No caso 2, nas reações à indicação cirúrgica predominaram atitudes de hesitação e recusa da realização da cirurgia. Estas estiveram perto de serem concretizadas, como mostra a afirmação da mãe de “pensar em tirar a filha do hospital”, apesar da posterior aceitação da cirurgia. Associada ao medo da perda e ao prognóstico ruim, a recusa se manifestou quando a cirurgia significava perda e os riscos percebidos se sobrepunham aos benefícios.

É inevitável a ansiedade ao se pesar tudo o que envolve um ato cirúrgico: a anestesia, a viabilidade da correção do problema, a surpresa por complicações não detectadas antes, o risco de intercorrências, infecções ou sequelas, a recuperação pós-operatória. Além da preocupação com o êxito do procedimento em si, a cirurgia significa um período de nenhum ou pouco contato direto com o filho. Em geral, vista como último recurso, o clima emocional da cirurgia é crítico e se acirra pela carga simbólica do coração como órgão mitificado do instinto de vida e do amor (Romano, 2001). No caso 2, não submeter a filha ao procedimento pareceu uma reação imediata da mãe para proteger de tudo isso que envolve o ato cirúrgico.

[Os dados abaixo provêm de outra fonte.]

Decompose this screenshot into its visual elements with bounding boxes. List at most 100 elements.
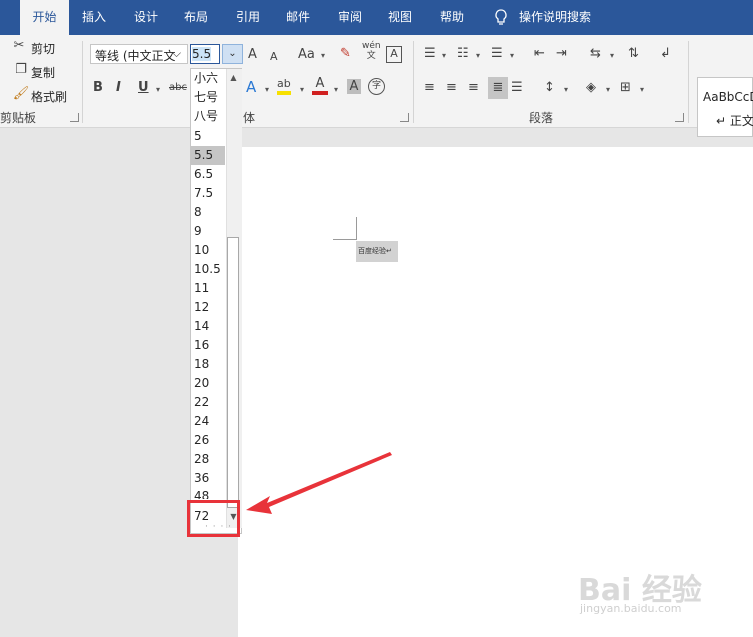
font-size-option[interactable]: 28: [191, 450, 225, 469]
font-launcher-icon[interactable]: [400, 113, 409, 122]
justify-icon[interactable]: ≣: [488, 77, 508, 99]
tab-design[interactable]: 设计: [122, 0, 170, 35]
font-size-option[interactable]: 12: [191, 298, 225, 317]
borders-dropdown-icon[interactable]: ▾: [640, 85, 644, 94]
font-name-dropdown-icon[interactable]: ⌵: [172, 46, 181, 61]
shrink-font-button[interactable]: A: [270, 48, 278, 66]
font-size-option[interactable]: 10: [191, 241, 225, 260]
cut-button[interactable]: 剪切: [31, 40, 55, 57]
tab-insert[interactable]: 插入: [70, 0, 118, 35]
italic-button[interactable]: I: [116, 79, 121, 97]
style-normal[interactable]: AaBbCcD ↵ 正文: [697, 77, 753, 137]
show-marks-icon[interactable]: ↲: [660, 45, 671, 63]
tab-references[interactable]: 引用: [224, 0, 272, 35]
font-size-option[interactable]: 20: [191, 374, 225, 393]
shading-dropdown-icon[interactable]: ▾: [606, 85, 610, 94]
clipboard-launcher-icon[interactable]: [70, 113, 79, 122]
bullets-icon[interactable]: ☰: [424, 45, 436, 63]
increase-indent-icon[interactable]: ⇥: [556, 45, 567, 63]
shading-icon[interactable]: ◈: [586, 79, 596, 97]
tab-review[interactable]: 审阅: [326, 0, 374, 35]
tab-help[interactable]: 帮助: [428, 0, 476, 35]
decrease-indent-icon[interactable]: ⇤: [534, 45, 545, 63]
text-effects-button[interactable]: A: [246, 78, 256, 96]
highlight-dropdown-icon[interactable]: ▾: [300, 85, 304, 94]
font-size-option[interactable]: 6.5: [191, 165, 225, 184]
ribbon-tab-bar: 开始 插入 设计 布局 引用 邮件 审阅 视图 帮助 操作说明搜索: [0, 0, 753, 35]
chinese-layout-dropdown-icon[interactable]: ▾: [610, 51, 614, 60]
underline-dropdown-icon[interactable]: ▾: [156, 85, 160, 94]
font-size-input[interactable]: 5.5: [190, 44, 220, 64]
font-size-dropdown-button[interactable]: ⌄: [222, 44, 243, 64]
numbering-dropdown-icon[interactable]: ▾: [476, 51, 480, 60]
document-page[interactable]: [238, 147, 753, 637]
multilevel-list-icon[interactable]: ☰: [491, 45, 503, 63]
numbering-icon[interactable]: ☷: [457, 45, 469, 63]
format-painter-icon: 🖌: [12, 86, 30, 101]
phonetic-guide-button[interactable]: wén 文: [362, 41, 381, 61]
tab-home[interactable]: 开始: [20, 0, 69, 35]
font-size-option[interactable]: 七号: [191, 88, 225, 107]
font-size-option[interactable]: 18: [191, 355, 225, 374]
highlight-box: [187, 500, 240, 537]
align-center-icon[interactable]: ≡: [446, 79, 457, 97]
font-size-option[interactable]: 22: [191, 393, 225, 412]
scroll-up-arrow-icon[interactable]: ▲: [227, 70, 240, 85]
text-effects-dropdown-icon[interactable]: ▾: [265, 85, 269, 94]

Mas um outro sentido também foi apreendido dessa atitude da mãe: “pensar em tirar do hospital” demonstrou alguma abertura para o pensamento, para cogitar outras saídas em vez de acatar imediatamente a solução médica, apresentada como a única saída naquele momento. Tanto que a mãe não agiu isso, só pensou isso. O pensar, segundo Freud (1911/1996), é um processo que coloca em vinculação, em relação, elementos mentais como as idéias e as representações verbais. Isso possibilita ao psiquismo suportar maiores quantidades de excitação, pois, quando um elemento mental é ligado a outro, adia-se a sua descarga pela ação. Dessa forma, no caso 2, a recusa que em um primeiro momento foi uma reação-ato de descarga, de não pensar frente à angústia (fazendo com que a mãe pegasse o elevador com a filha para tirá-la do hospital), pôde se transformar no momento seguinte em recusa-pensamento (a mãe mudou de ideia e não saiu do hospital nem abandonou o tratamento). A exposição das próprias intenções de recusar a realização da cirurgia a outras pessoas teve para esta mãe uma importante função de mediação entre o impulso a agir e a reflexão. A interlocução com os outros evitou decisões e ações impensadas, pois permitiu resgatar aspectos positivos e benefícios do procedimento, revertendo-se a recusa. Portanto, no caso 2, as decisões foram mais refletidas e se beneficiaram da dúvida.

c) Ambivalências

Para a mãe do caso 1, as ambivalências da vida psíquica não eram suportadas pois traziam angústia. A perspectiva unilateral das experiências predominava: a cirurgia só era considerada em sua possibilidade de melhora, somente os afetos positivos, como confiança e pensamento positivo, eram manifestados e a atitude frente à cirurgia era de aceitação inquestionável de sua realização, sem que houvesse reconhecimento nem ponderação dos riscos e benefícios. Para Freud (1915/1996a), as ambivalências são intrínsecas à vida psíquica e ele chama de ambivalência de sentimentos a oscilação entre o amor e o ódio que pode existir nas relações objetais. Para explicar essa ambivalência, Freud remonta às relações iniciais do ego com os objetos/mundo externo e mostra como está associada ao prazer-desprazer (outra polaridade constitutiva da vida psíquica): o objeto que é fonte de prazer e de sensações agradáveis atrai o ego, que dele se aproxima amando-o e tomando-o para si (introjetando) ou fazendo-o uma parte de si (incorporando); o objeto que produz sensações desagradáveis e desprazer repele o ego, que dele se distancia odiando-o.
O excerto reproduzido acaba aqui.